What has driven EPGRQ's recent stock price performance?

Environmental Power Corporation (EPGRQ) moves on earnings results, analyst revisions, sector rotation, and market sentiment. Notable catalyst: Niche specialization in biogas production from organic wastes, addressing both energy and waste management needs. See the News tab for the latest drivers. Past performance does not predict future results.

Should investors consider EPGRQ overvalued or undervalued right now?

Valuing Environmental Power Corporation (EPGRQ) requires multiple metrics. Compare P/E, P/S, and EV/EBITDA against sector peers for a full view.

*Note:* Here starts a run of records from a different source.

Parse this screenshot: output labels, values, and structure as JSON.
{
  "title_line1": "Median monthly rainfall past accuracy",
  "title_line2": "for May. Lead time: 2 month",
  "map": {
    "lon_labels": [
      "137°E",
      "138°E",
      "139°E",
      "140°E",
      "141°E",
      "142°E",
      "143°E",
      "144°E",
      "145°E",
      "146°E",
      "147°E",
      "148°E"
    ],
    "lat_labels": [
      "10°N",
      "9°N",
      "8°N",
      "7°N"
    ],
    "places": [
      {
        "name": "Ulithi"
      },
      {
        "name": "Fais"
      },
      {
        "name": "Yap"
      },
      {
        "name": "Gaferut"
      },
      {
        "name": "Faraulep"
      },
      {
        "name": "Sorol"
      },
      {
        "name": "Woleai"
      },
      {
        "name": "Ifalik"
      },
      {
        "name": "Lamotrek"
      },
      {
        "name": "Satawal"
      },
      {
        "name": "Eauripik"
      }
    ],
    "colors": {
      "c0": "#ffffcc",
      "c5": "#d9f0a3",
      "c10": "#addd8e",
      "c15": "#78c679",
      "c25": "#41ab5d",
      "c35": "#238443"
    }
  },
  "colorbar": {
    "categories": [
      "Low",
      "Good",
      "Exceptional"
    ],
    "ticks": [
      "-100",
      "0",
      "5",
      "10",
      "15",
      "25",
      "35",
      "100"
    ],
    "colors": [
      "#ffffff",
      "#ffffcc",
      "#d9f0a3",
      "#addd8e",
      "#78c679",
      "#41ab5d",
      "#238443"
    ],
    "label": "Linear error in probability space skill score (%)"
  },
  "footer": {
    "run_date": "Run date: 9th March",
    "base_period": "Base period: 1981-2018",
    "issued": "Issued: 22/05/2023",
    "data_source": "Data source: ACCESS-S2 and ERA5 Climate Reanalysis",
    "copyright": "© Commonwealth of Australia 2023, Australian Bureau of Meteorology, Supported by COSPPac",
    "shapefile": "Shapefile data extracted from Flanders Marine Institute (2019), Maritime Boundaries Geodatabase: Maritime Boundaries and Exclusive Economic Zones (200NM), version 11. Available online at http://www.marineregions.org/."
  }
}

Disclaimer: This content is for informational purposes only and does not constitute investment advice. Always do your own research and consult a financial advisor.

Official Resources

Price as of Analysis updated AI Score refreshed daily
Data Sources & Methodology
Market data powered by Financial Modeling Prep & Yahoo Finance. AI analysis by Stock Expert AI proprietary algorithms. Technical indicators via industry-standard calculations. Last updated: .
Data Provenance
Sources: Financial Modeling Prep (FMP) — Primary · Yahoo Finance — Fallback · Alpaca — Tertiary
Last fetched:
Cache TTL: Quote 5min · Profile 7d · Financials 7d · Insider 48h
How we use AI: Numbers are pulled directly from FMP & Yahoo Finance — our AI writes the analysis, it never edits the figures.
Data provided as-is for educational purposes. Not financial advice. Methodology

Data provided for informational purposes only.

Analysis Notes
  • Information is based solely on provided source data. Financial details are limited, particularly for an OTC-traded company with an 'Unknown' disclosure status. The extremely low market capitalization and share price indicate significant financial distress.